Exemplos assim, nos mostram o quanto é complexo o ambiente escolar e, principalmente, a construção dos processos de ensino e aprendizagem. O território escolar não é apenas a sala de aula com carteiras enfileiradas escutando a professora falar, pelo contrário, a escola é feita de territórios demarcados que a partir das diplomacias de uma educação democrática, se articulam.
O que seria de nós professores, se não existissem os sorrisos das inspetoras dando o bom dia para as crianças, se não houvesse aquele ajuste rápido em alguma prova feita pelas secretarias, se a comida não estivesse pronta no momento ímpar da molecada (hora do recreio!),se não houvesse aquela organização da sala feita pela tia Maria que trata a sala de aula com tanto carinho, mostrando para as crianças o exemplo de organização que deve haver não apenas na escola, mas em suas vidas!
Mas, Baglini, quem ensina não é o professor?
Não, meu caro, o professor é mais uma engrenagem da infindável “fábrica” de produção de cidadania, de conhecimento, de criticidade que é a escola! O aprendizado não pode ser resumido em apenas decorar os afluentes do rio Amazonas, bem como realizar toda e qualquer conta matemática de cabeça. O aprendizado é feito essencialmente por pessoas, por relações, por ternura, por afeto e isso, evidentemente, não pode ser construído apenas pelo professor!
15h39, estou terminando mais esse artigo e puxando a tela de meu computador, pois daqui a alguns segundos pegarei as crianças no pátio, após terem saboreado o alimento da tia Ruth, brincado com os bambolês da querida Eunice, e após isso, terem limpado suas mesas com a ajuda da tia Maria.

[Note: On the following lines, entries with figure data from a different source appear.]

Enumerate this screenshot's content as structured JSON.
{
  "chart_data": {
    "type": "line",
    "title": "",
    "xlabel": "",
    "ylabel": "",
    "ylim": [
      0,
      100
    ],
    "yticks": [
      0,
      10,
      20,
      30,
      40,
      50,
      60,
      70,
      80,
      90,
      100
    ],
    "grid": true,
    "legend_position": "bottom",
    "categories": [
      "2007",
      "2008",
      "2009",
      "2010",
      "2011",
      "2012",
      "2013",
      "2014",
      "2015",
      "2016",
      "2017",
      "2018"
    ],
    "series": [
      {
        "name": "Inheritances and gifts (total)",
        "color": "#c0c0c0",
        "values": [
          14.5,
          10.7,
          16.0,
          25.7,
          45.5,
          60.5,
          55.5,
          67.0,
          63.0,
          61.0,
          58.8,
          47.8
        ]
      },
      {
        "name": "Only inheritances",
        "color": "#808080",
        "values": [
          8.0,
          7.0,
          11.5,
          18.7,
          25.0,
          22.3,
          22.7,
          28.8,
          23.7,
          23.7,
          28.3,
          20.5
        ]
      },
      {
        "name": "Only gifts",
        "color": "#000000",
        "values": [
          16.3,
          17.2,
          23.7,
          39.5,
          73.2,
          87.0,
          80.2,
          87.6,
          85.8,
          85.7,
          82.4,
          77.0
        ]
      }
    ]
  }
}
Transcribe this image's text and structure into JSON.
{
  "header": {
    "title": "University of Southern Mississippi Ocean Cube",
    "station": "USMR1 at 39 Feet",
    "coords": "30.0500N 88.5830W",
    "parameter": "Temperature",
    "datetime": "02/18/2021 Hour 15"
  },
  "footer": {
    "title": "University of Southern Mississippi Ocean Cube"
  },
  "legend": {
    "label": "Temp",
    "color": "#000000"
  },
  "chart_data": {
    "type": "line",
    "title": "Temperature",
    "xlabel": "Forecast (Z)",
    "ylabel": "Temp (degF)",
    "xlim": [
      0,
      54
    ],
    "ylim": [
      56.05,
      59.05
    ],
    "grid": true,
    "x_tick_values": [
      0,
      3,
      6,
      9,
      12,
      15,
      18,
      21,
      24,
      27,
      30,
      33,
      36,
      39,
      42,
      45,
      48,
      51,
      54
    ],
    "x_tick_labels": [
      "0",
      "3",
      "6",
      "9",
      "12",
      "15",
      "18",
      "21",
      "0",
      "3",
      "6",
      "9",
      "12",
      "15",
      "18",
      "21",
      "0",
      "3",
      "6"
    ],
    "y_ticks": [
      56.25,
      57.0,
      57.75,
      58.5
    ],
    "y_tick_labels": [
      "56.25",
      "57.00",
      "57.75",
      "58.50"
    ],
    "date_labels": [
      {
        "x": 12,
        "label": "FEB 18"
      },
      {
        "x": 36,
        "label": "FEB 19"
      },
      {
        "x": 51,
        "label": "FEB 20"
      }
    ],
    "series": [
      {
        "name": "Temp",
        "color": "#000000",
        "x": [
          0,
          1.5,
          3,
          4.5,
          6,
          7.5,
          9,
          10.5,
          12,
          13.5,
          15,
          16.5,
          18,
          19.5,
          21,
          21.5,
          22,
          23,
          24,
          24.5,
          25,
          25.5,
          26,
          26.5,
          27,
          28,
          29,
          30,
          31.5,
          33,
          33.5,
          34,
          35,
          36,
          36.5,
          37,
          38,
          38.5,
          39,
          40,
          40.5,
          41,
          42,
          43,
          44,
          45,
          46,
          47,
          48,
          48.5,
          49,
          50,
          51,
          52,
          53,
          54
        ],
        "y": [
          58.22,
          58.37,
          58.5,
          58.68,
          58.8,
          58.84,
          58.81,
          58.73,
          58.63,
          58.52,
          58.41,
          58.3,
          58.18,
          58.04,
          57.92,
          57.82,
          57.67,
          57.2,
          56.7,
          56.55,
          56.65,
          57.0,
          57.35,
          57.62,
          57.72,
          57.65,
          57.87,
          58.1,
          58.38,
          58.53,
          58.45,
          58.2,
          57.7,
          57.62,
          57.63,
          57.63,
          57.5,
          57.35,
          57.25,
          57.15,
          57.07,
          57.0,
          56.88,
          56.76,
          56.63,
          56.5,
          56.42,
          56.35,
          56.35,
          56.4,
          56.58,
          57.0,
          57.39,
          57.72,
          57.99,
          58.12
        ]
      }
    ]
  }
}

Que tal mandar uma mensagem agora para algum profissional de sua comunidade escolar?
"A tecnologia mais eficiente criada pelo ser humano não são as máquinas tampouco os meios super mega ultra powers digitais, mas sim o diálogo, uma ferramenta de uso simples, mas de grande potencial em conectar, ajudar, colaborar e principalmente, AMPLIFICAR! -"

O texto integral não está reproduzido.